Allen and I did not have the patience to find Rex's token among the mountain of tokens that came with the game, so we used another dog called Hardboiled instead. Let's look at the icons on that German machine gun nest unit. The two red triangles mean this unit has a restricted line-of-sight, being able to see only a specific angle indicated by these two triangles. The crosshairs icon means this unit has the opportunity fire ability. It can shoot during the opponent's turn if an opponent's unit moves into its line-of-sight. The row-of-bullets-with-flashes icon means this unit can shoot at multiple units at the same time. The row-of-bullets-with-red-arrow icon means this unit can do suppressive fire, which won't kill an enemy unit, but will reduce its effectiveness in both fighting and moving. The skull-in-red-circle icon means once hit, this unit will die, as opposed to being flipped over to the injured side. The yellow, purple and grey arrows mean +4 bonus when shooting at infantry, +2 bonus when shooting at light vehicles, and not being allowed to shoot at heavy vehicles respectively. The big 8 means a defense value of 8. The big arrow with an X means the unit cannot move.
Rex (represented by Hardboiled) had now joined one of my units, and that unit was getting ready to run Forrest run.
It was a little anticlimactic how easy it was for me to retrieve the dog and to leave the battlefield with it. By doing that I was guaranteed a victory. Now the question was whether I would be able to score a major victory by killing enough German units. So Allen and I continued to fight. Eventually I was able to kill more of his units, but it was not sufficient to achieve a major victory. But at least my general was happy now that Rex was rescued.
I was lucky in both the scenarios that we played, being able to grab the document first, and being able to catch Rex so easily. Both these were fun-type scenarios and did not have serious tones. We had to look up rules and icon meanings quite often, but soon we were quite comfortable with the game flow and the icons, and gameplay became much smoother.
The Thoughts
The gameplay of Heroes of Normandie feels similar to Conflict of Heroes and Duel of Ages, because of the similar granularity.
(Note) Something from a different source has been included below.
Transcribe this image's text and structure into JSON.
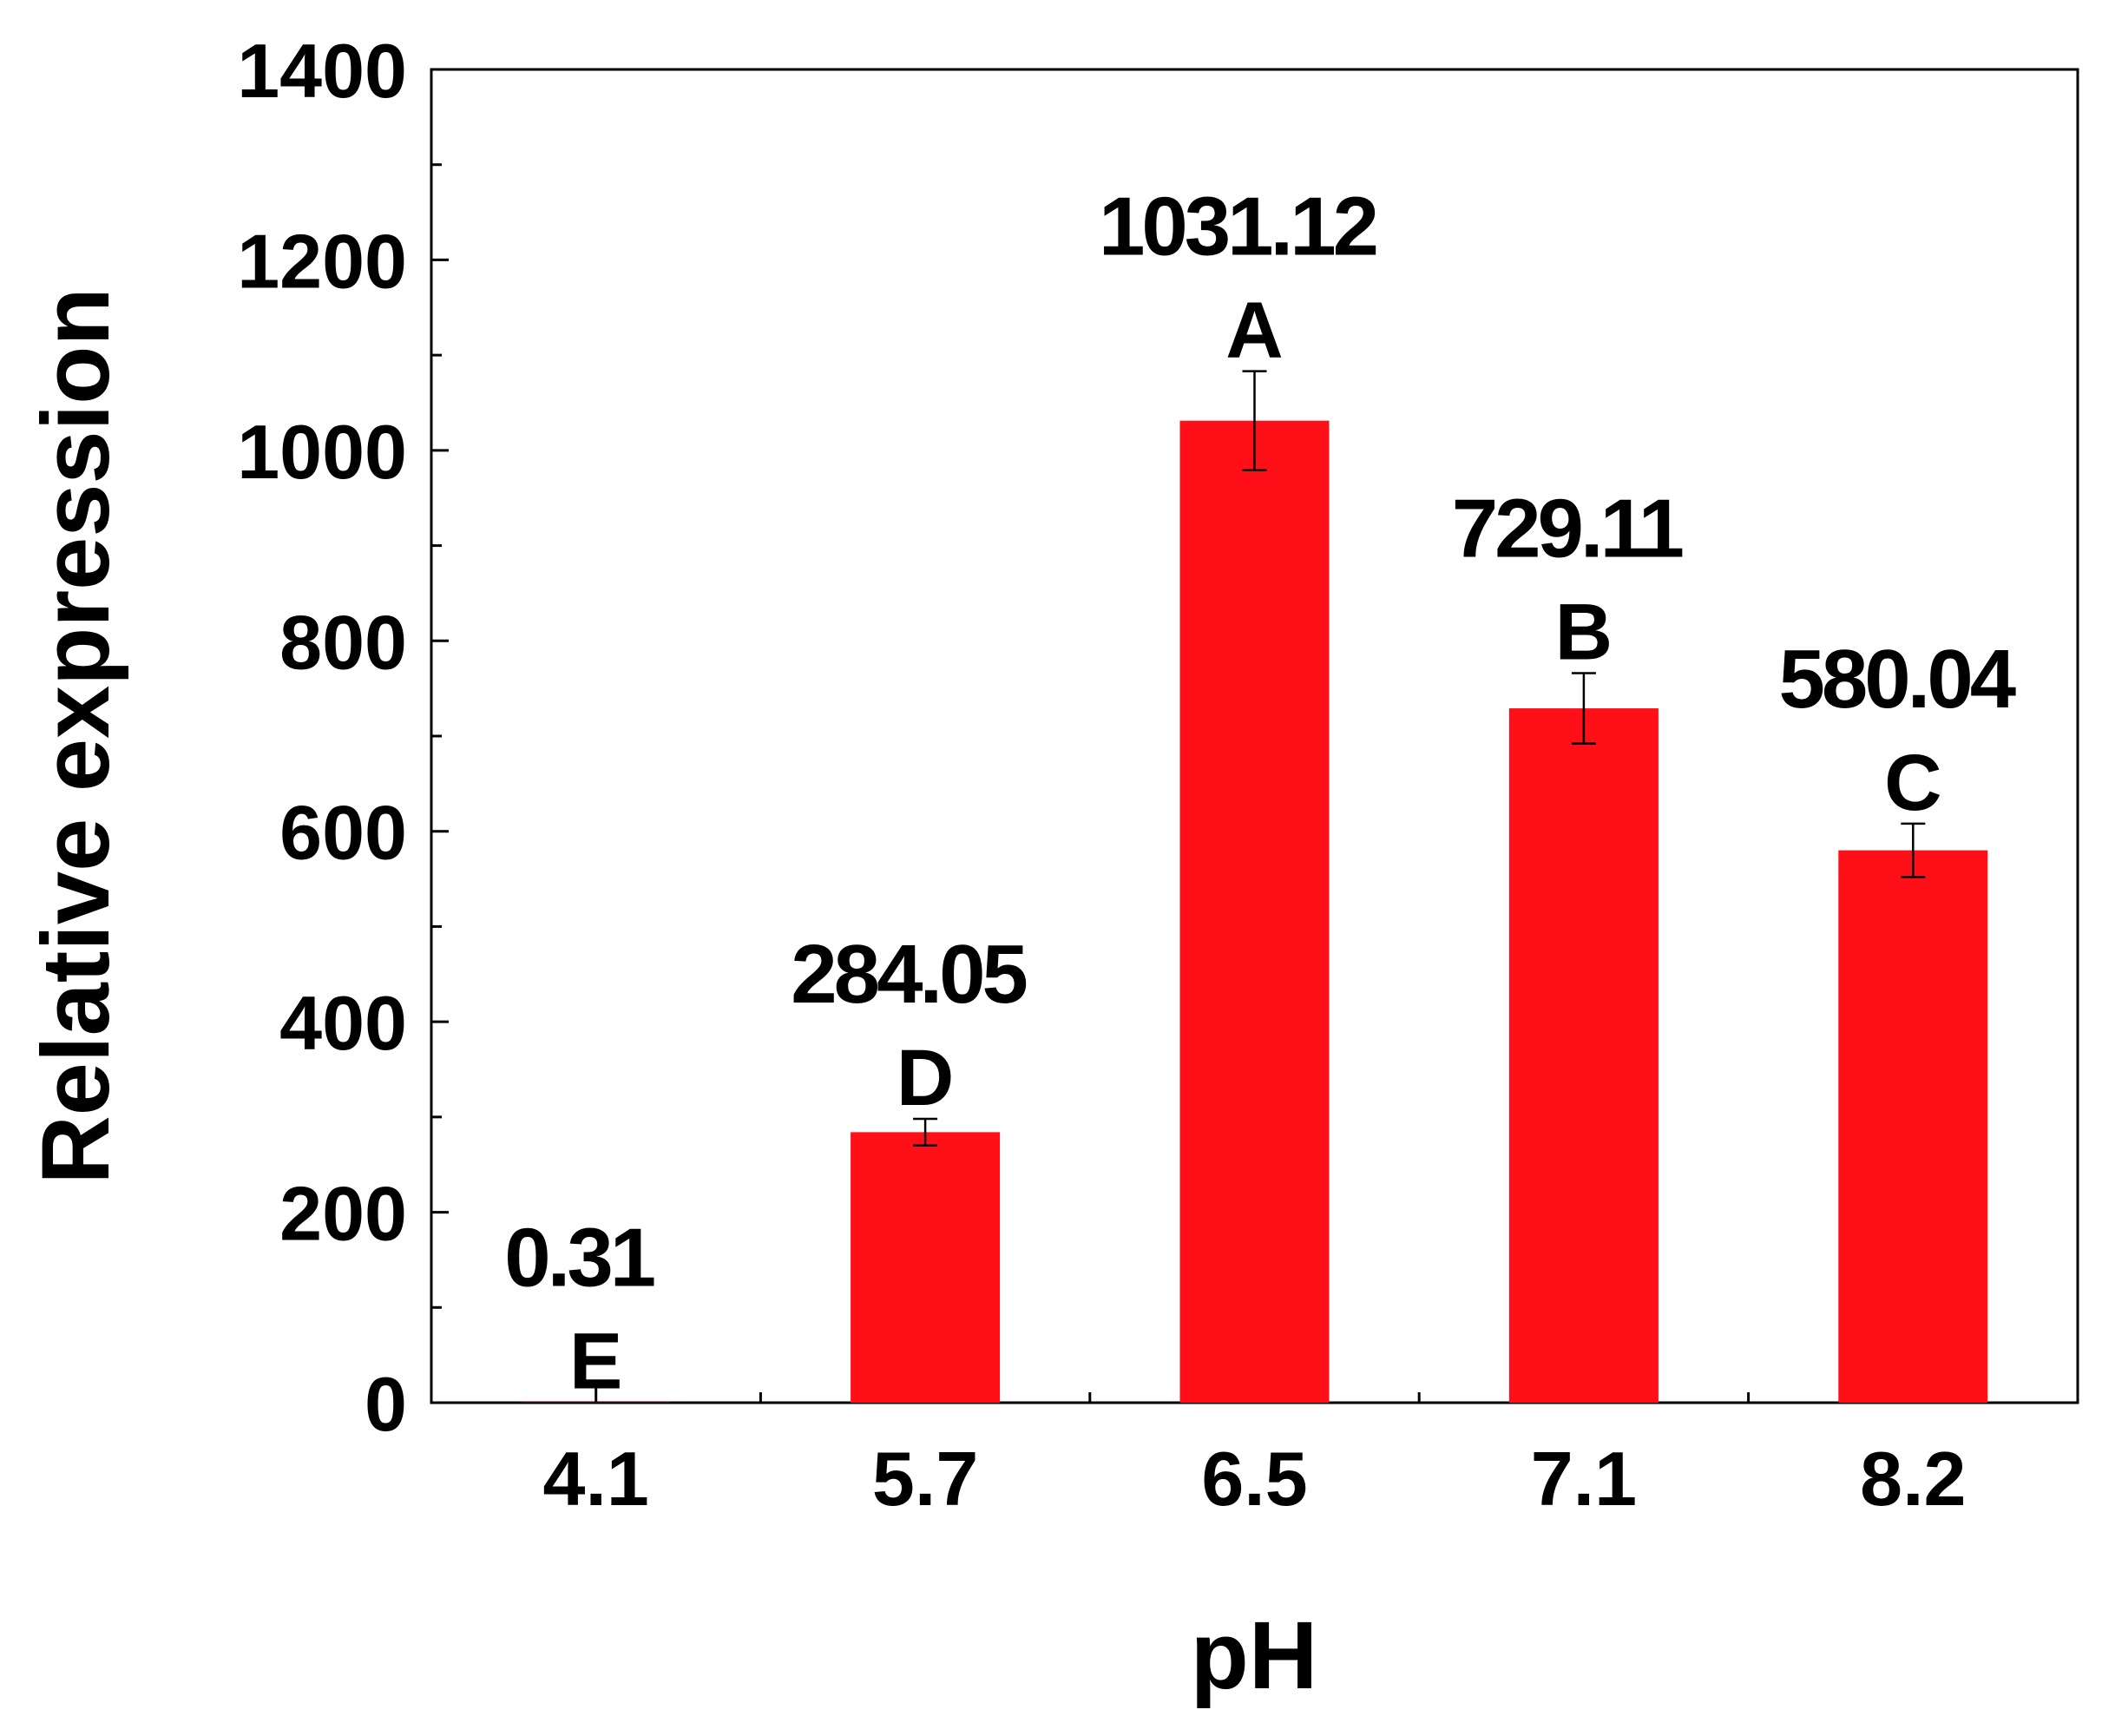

Due to how most information is put on the units and the gameboard, the game plays very smoothly once you learn the icons. The game flow is clean and simple. The combat factor calculation is mostly straightforward. There is a bit of luck because of the die rolls, and also because of the card play. The cards can be quite powerful, and they are a big factor during play. The game in play looks serious, despite the cartoonish look of the box cover and the rulebook. I feel the game is of light-to-medium weight, slightly more complex than Memoir '44, but less so than Conflict of Heroes. I wonder whether my experience with the first two scenarios is making me think the game has a larger luck element than it actually does. At the moment I think there is a significant luck factor, so the game should be played in a light-hearted way, closer to how you play Memoir '44 than how you play Conflict of Heroes.
One thing that it has which these two other games don't is the point system for building armies. This kind of system is commonly seen in miniature games. I have not experimented with this aspect of the game, so I can't comment on it yet. It seems to offer much variability.